Existing Nuvei merchants will gain easier access to global payout and treasury tools, while Payoneer’s seller and freelancer base will benefit from stronger payment acceptance and embedded finance capabilities. Cross-selling opportunities are expected to improve customer retention and increase revenue per customer. This acquisition continues its strategy of building a scaled global payments infrastructure leader through targeted M&A. Nuvei was taken private by Advent International in 2024. Functionally, industrywide, the payment stack is becoming more competitive in all markets. We like bold moves and this could be one such example where the combined company is creating operational synergies in the right place at the right time.
Why did Payoneer sell?
Payoneer’s stock traded at depressed levels in the $4 to $7 range for much of 2025 and early 2026, well below its all-time high of $14.40 shortly after its 2021 SPAC listing. The primary driver of this weakness was disappointing Q4 2025 results in late February 2026, when the company missed revenue estimates and issued softer guidance, triggering an immediate 18–20% single-day drop as investors grew concerned about moderating growth. This was compounded by a decline in interest income from customer balances following Federal Reserve rate cuts.

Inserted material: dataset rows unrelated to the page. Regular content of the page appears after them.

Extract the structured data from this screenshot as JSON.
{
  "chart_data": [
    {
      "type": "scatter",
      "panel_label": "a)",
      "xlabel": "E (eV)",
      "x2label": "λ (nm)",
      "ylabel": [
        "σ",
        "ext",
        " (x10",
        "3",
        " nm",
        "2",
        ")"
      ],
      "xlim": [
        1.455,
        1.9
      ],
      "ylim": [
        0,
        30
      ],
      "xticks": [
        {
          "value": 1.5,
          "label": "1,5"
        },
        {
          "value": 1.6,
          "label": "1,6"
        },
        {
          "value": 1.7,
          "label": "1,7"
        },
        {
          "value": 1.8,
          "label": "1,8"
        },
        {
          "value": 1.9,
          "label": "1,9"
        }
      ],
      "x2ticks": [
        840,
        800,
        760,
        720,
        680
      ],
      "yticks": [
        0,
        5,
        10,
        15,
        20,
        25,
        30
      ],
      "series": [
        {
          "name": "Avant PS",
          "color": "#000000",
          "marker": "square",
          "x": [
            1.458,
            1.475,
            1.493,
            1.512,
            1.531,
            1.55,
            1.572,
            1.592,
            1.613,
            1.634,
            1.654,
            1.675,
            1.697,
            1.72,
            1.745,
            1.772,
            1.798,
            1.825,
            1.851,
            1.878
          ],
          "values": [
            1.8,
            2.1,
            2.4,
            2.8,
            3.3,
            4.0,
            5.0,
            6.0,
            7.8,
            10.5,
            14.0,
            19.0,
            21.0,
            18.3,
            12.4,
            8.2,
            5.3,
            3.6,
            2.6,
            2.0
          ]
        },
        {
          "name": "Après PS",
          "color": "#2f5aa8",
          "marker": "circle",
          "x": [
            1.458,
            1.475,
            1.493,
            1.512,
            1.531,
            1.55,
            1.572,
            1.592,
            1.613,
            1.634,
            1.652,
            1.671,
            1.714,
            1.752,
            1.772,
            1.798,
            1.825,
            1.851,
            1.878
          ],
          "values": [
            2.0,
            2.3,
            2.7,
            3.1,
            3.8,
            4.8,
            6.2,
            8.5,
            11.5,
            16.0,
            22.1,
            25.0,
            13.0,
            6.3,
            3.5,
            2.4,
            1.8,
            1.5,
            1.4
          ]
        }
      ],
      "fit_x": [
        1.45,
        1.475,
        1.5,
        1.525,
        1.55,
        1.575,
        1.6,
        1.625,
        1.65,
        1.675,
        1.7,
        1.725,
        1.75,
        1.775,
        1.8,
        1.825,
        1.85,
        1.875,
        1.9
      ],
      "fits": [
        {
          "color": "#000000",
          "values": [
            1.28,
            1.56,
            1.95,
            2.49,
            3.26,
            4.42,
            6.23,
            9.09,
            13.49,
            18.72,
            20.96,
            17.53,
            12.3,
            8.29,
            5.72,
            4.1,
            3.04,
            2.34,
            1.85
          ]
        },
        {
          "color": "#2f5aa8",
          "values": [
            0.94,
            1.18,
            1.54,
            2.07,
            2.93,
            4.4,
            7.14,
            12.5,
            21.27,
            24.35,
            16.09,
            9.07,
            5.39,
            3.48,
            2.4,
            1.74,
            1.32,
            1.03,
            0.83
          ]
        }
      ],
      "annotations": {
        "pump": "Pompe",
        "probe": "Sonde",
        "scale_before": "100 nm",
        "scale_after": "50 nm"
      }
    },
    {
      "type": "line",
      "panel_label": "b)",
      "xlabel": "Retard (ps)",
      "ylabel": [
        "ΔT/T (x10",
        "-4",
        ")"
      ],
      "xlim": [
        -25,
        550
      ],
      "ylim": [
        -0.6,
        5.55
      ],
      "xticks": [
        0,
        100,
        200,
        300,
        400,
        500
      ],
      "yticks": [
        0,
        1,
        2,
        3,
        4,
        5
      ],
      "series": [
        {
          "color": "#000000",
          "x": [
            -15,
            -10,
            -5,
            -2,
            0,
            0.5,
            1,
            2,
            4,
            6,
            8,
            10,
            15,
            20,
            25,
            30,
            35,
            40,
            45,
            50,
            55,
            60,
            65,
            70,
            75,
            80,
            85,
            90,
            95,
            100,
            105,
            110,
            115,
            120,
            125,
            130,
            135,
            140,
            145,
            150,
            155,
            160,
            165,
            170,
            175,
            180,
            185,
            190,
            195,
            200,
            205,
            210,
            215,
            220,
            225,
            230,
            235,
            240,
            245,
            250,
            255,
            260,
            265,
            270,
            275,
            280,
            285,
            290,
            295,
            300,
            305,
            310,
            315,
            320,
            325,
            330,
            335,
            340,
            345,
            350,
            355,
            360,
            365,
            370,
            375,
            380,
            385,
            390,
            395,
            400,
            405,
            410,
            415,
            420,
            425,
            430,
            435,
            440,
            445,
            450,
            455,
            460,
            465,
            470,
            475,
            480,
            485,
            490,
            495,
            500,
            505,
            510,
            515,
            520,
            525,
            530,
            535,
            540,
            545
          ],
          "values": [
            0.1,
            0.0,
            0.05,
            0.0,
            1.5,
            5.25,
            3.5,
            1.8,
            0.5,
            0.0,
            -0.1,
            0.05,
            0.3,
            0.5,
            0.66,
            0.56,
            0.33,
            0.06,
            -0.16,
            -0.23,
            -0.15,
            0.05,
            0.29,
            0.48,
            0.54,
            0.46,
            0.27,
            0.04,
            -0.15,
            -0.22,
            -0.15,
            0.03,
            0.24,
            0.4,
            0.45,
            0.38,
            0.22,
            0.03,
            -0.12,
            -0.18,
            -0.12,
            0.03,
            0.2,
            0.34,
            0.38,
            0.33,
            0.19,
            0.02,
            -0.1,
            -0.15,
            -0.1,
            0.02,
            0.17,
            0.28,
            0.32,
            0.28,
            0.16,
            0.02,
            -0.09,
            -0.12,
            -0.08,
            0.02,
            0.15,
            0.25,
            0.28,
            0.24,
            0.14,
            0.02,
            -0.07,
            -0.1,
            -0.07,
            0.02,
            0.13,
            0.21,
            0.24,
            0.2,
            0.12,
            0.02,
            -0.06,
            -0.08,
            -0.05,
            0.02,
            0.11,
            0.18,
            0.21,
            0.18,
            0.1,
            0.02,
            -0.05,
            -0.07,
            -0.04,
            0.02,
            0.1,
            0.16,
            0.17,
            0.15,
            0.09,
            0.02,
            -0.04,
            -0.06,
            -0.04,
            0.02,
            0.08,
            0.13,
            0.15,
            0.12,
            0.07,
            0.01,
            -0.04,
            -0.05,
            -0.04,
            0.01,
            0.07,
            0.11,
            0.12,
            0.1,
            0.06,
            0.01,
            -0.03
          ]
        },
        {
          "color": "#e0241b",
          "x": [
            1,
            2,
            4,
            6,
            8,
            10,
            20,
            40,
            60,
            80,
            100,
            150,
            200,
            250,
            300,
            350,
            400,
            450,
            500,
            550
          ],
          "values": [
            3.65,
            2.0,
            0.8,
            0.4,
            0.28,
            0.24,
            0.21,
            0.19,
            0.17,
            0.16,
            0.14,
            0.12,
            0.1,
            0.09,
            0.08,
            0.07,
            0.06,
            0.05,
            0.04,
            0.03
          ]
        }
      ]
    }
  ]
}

Furthermore, intense competition in the cross-border and SMB payments space from larger players like Stripe and PayPal made it harder for Payoneer to deliver the high-growth trajectory investors expected. At the same time, the entire sector had been de-rated since the 2022 rate-hike cycle, and Payoneer significantly underperformed the broader market as investors applied lower across the board multiples to most companies showing only mid-teens growth.